Taking the wicket of Virat Kohli with your third ball isn't a bad way to start a Cricket World Cup campaign.
That's exactly what New Zealand all-rounder Colin De Grandhomme did - clean bowling the world's number one ODI batsman in their warm-up match against India.
The 32-year-old has shared a dressing room with Kohli at Royal Challengers Bangalore for the past two seasons and was delighted to take his scalp.
"It's not a bad way to start!" said De Grandhomme.
"I didn't expect to get him out to be fair. My approach was just wanting to bowl hard at him because he's a great player.
"He made a mistake and I was happy to have his wicket.
"There's an area you look to bowl to him, but if you hit that wicket you got something out of it anyway.
"It was more a case of keeping it simple and I'm glad I could do that."
De Grandhomme's ODI economy rate of 5.05 is the envy of any bowler, although he will hope a good World Cup brings his average down from 46.
Although his power hitting in domestic cricket propelled him to higher honours, he holds the best Test figures for a New Zealand debutant with 6-41 against Pakistan.
He remains a destructive force with bat in hand, only four players in world cricket boasting a higher career T20 strike-rate than his 165.

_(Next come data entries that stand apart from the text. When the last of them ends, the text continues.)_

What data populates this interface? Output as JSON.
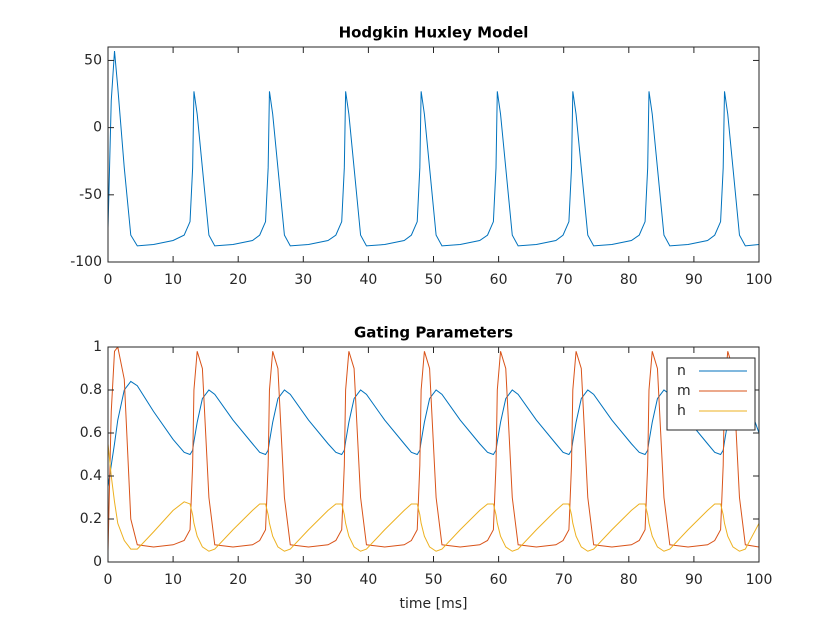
{
  "chart_data": [
    {
      "type": "line",
      "title": "Hodgkin Huxley Model",
      "x": [
        0,
        0.5,
        1,
        1.5,
        2.5,
        3.5,
        4.5,
        7,
        10,
        11.7,
        12.6,
        13.0,
        13.2,
        13.7,
        14.5,
        15.5,
        16.4,
        19.2,
        22.2,
        23.3,
        24.2,
        24.6,
        24.8,
        25.3,
        26.1,
        27.1,
        28.0,
        30.8,
        33.8,
        35.0,
        35.9,
        36.3,
        36.5,
        37.0,
        37.8,
        38.8,
        39.7,
        42.5,
        45.5,
        46.6,
        47.5,
        47.9,
        48.1,
        48.6,
        49.4,
        50.4,
        51.3,
        54.1,
        57.1,
        58.3,
        59.2,
        59.6,
        59.8,
        60.3,
        61.1,
        62.1,
        63.0,
        65.8,
        68.8,
        69.9,
        70.8,
        71.2,
        71.4,
        71.9,
        72.7,
        73.7,
        74.6,
        77.4,
        80.4,
        81.6,
        82.5,
        82.9,
        83.1,
        83.6,
        84.4,
        85.4,
        86.3,
        89.1,
        92.1,
        93.2,
        94.1,
        94.5,
        94.7,
        95.2,
        96.0,
        97.0,
        97.9,
        100
      ],
      "series": [
        {
          "color": "#0072BD",
          "values": [
            -75,
            20,
            57,
            30,
            -30,
            -80,
            -88,
            -87,
            -84,
            -80,
            -70,
            -30,
            27,
            10,
            -30,
            -80,
            -88,
            -87,
            -84,
            -80,
            -70,
            -30,
            27,
            10,
            -30,
            -80,
            -88,
            -87,
            -84,
            -80,
            -70,
            -30,
            27,
            10,
            -30,
            -80,
            -88,
            -87,
            -84,
            -80,
            -70,
            -30,
            27,
            10,
            -30,
            -80,
            -88,
            -87,
            -84,
            -80,
            -70,
            -30,
            27,
            10,
            -30,
            -80,
            -88,
            -87,
            -84,
            -80,
            -70,
            -30,
            27,
            10,
            -30,
            -80,
            -88,
            -87,
            -84,
            -80,
            -70,
            -30,
            27,
            10,
            -30,
            -80,
            -88,
            -87,
            -84,
            -80,
            -70,
            -30,
            27,
            10,
            -30,
            -80,
            -88,
            -87
          ]
        }
      ],
      "xlim": [
        0,
        100
      ],
      "xticks": [
        0,
        10,
        20,
        30,
        40,
        50,
        60,
        70,
        80,
        90,
        100
      ],
      "ylim": [
        -100,
        60
      ],
      "yticks": [
        -100,
        -50,
        0,
        50
      ]
    },
    {
      "type": "line",
      "title": "Gating Parameters",
      "xlabel": "time [ms]",
      "x": [
        0,
        0.5,
        1,
        1.5,
        2.5,
        3.5,
        4.5,
        7,
        10,
        11.7,
        12.6,
        13.0,
        13.2,
        13.7,
        14.5,
        15.5,
        16.4,
        19.2,
        22.2,
        23.3,
        24.2,
        24.6,
        24.8,
        25.3,
        26.1,
        27.1,
        28.0,
        30.8,
        33.8,
        35.0,
        35.9,
        36.3,
        36.5,
        37.0,
        37.8,
        38.8,
        39.7,
        42.5,
        45.5,
        46.6,
        47.5,
        47.9,
        48.1,
        48.6,
        49.4,
        50.4,
        51.3,
        54.1,
        57.1,
        58.3,
        59.2,
        59.6,
        59.8,
        60.3,
        61.1,
        62.1,
        63.0,
        65.8,
        68.8,
        69.9,
        70.8,
        71.2,
        71.4,
        71.9,
        72.7,
        73.7,
        74.6,
        77.4,
        80.4,
        81.6,
        82.5,
        82.9,
        83.1,
        83.6,
        84.4,
        85.4,
        86.3,
        89.1,
        92.1,
        93.2,
        94.1,
        94.5,
        94.7,
        95.2,
        96.0,
        97.0,
        97.9,
        100
      ],
      "series": [
        {
          "name": "n",
          "color": "#0072BD",
          "values": [
            0.35,
            0.45,
            0.55,
            0.66,
            0.8,
            0.84,
            0.82,
            0.7,
            0.57,
            0.51,
            0.5,
            0.52,
            0.56,
            0.65,
            0.76,
            0.8,
            0.78,
            0.66,
            0.55,
            0.51,
            0.5,
            0.52,
            0.56,
            0.65,
            0.76,
            0.8,
            0.78,
            0.66,
            0.55,
            0.51,
            0.5,
            0.52,
            0.56,
            0.65,
            0.76,
            0.8,
            0.78,
            0.66,
            0.55,
            0.51,
            0.5,
            0.52,
            0.56,
            0.65,
            0.76,
            0.8,
            0.78,
            0.66,
            0.55,
            0.51,
            0.5,
            0.52,
            0.56,
            0.65,
            0.76,
            0.8,
            0.78,
            0.66,
            0.55,
            0.51,
            0.5,
            0.52,
            0.56,
            0.65,
            0.76,
            0.8,
            0.78,
            0.66,
            0.55,
            0.51,
            0.5,
            0.52,
            0.56,
            0.65,
            0.76,
            0.8,
            0.78,
            0.66,
            0.55,
            0.51,
            0.5,
            0.52,
            0.56,
            0.65,
            0.76,
            0.8,
            0.78,
            0.6
          ]
        },
        {
          "name": "m",
          "color": "#D95319",
          "values": [
            0.05,
            0.7,
            0.98,
            1.0,
            0.85,
            0.2,
            0.08,
            0.07,
            0.08,
            0.1,
            0.15,
            0.45,
            0.8,
            0.98,
            0.9,
            0.3,
            0.08,
            0.07,
            0.08,
            0.1,
            0.15,
            0.45,
            0.8,
            0.98,
            0.9,
            0.3,
            0.08,
            0.07,
            0.08,
            0.1,
            0.15,
            0.45,
            0.8,
            0.98,
            0.9,
            0.3,
            0.08,
            0.07,
            0.08,
            0.1,
            0.15,
            0.45,
            0.8,
            0.98,
            0.9,
            0.3,
            0.08,
            0.07,
            0.08,
            0.1,
            0.15,
            0.45,
            0.8,
            0.98,
            0.9,
            0.3,
            0.08,
            0.07,
            0.08,
            0.1,
            0.15,
            0.45,
            0.8,
            0.98,
            0.9,
            0.3,
            0.08,
            0.07,
            0.08,
            0.1,
            0.15,
            0.45,
            0.8,
            0.98,
            0.9,
            0.3,
            0.08,
            0.07,
            0.08,
            0.1,
            0.15,
            0.45,
            0.8,
            0.98,
            0.9,
            0.3,
            0.08,
            0.07
          ]
        },
        {
          "name": "h",
          "color": "#EDB120",
          "values": [
            0.55,
            0.4,
            0.28,
            0.18,
            0.1,
            0.06,
            0.06,
            0.14,
            0.24,
            0.28,
            0.27,
            0.22,
            0.18,
            0.12,
            0.07,
            0.05,
            0.06,
            0.15,
            0.24,
            0.27,
            0.27,
            0.22,
            0.18,
            0.12,
            0.07,
            0.05,
            0.06,
            0.15,
            0.24,
            0.27,
            0.27,
            0.22,
            0.18,
            0.12,
            0.07,
            0.05,
            0.06,
            0.15,
            0.24,
            0.27,
            0.27,
            0.22,
            0.18,
            0.12,
            0.07,
            0.05,
            0.06,
            0.15,
            0.24,
            0.27,
            0.27,
            0.22,
            0.18,
            0.12,
            0.07,
            0.05,
            0.06,
            0.15,
            0.24,
            0.27,
            0.27,
            0.22,
            0.18,
            0.12,
            0.07,
            0.05,
            0.06,
            0.15,
            0.24,
            0.27,
            0.27,
            0.22,
            0.18,
            0.12,
            0.07,
            0.05,
            0.06,
            0.15,
            0.24,
            0.27,
            0.27,
            0.22,
            0.18,
            0.12,
            0.07,
            0.05,
            0.06,
            0.18
          ]
        }
      ],
      "xlim": [
        0,
        100
      ],
      "xticks": [
        0,
        10,
        20,
        30,
        40,
        50,
        60,
        70,
        80,
        90,
        100
      ],
      "ylim": [
        0,
        1
      ],
      "yticks": [
        0,
        0.2,
        0.4,
        0.6,
        0.8,
        1
      ],
      "legend": "northeast"
    }
  ]
}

De Grandhomme sat out New Zealand's preparatory tour of Australia in the build-up to the global gathering.
With Kane Williamson's side last in ODI action in mid-February against Bangladesh, the Zimbabwe-born star was pleased to get some time in the middle.
"Just to play together finally as a unit, against a good team, made it a great hit-out," he said.
"I think it was just good to get on your feet for 50 overs, for most of us that was probably the main thing, working on our execution and adapting to conditions.
"I'd like some time in the middle with the bat, to be honest. That's the best practice you can get.
"I definitely want to bat out in the middle before we start the real deal."
Meanwhile, Ravindra Jadeja insists India have no reason to be worried despite the defeat
“Whenever you play in England, it’s always difficult,” said the 30-year-old. “You have low bounce in India, then you come here and the wicket can have a little bit in it.
“We still have a little bit of time to work on it, we don’t have to worry, just keep playing our good cricket.
“We focused on momentum, if we get that then we play according to the situation. Batting in England can be tough, as a batting unit we’ll have more focus on our skills.
“It will come, everyone has a lot of experience so we’re happy.
“This is our first game, there isn’t anything to worry about as a batting unit, we have a lot of experience and it’s just one game, you can’t really judge it for one bad innings.”
The damage was done early after India elected to bat, with Kohli the fourth man to fall with just 10.3 overs on the board as Boult and Colin de Grandhomme struck early.
From 39-4 India needed to rebuild and they did so through Jadeja, striking six fours and two sixes in his 50-ball 54 as conditions eased into the middle overs in London.
Hardik Pandya also hung around for 30 but three wickets for Jimmy Neesham restricted India to 179, a total which New Zealand chased down for the loss of four wickets within 38 overs.
But Jadeja was among those happy with the outing, with work in the nets paying off as he looks to keep up his secondary function alongside spin bowling.
“I was batting and working on things during the Indian Premier League, whenever I get the opportunity between the matches, I work on my basic technique and shot selection,” he added.
“Conditions were tough, particularly for English conditions, you expect there to be something for 15-20 overs, but it was getting better and better.
“We hope that we get a different wicket in matches, with not as much grass on there for our batting.”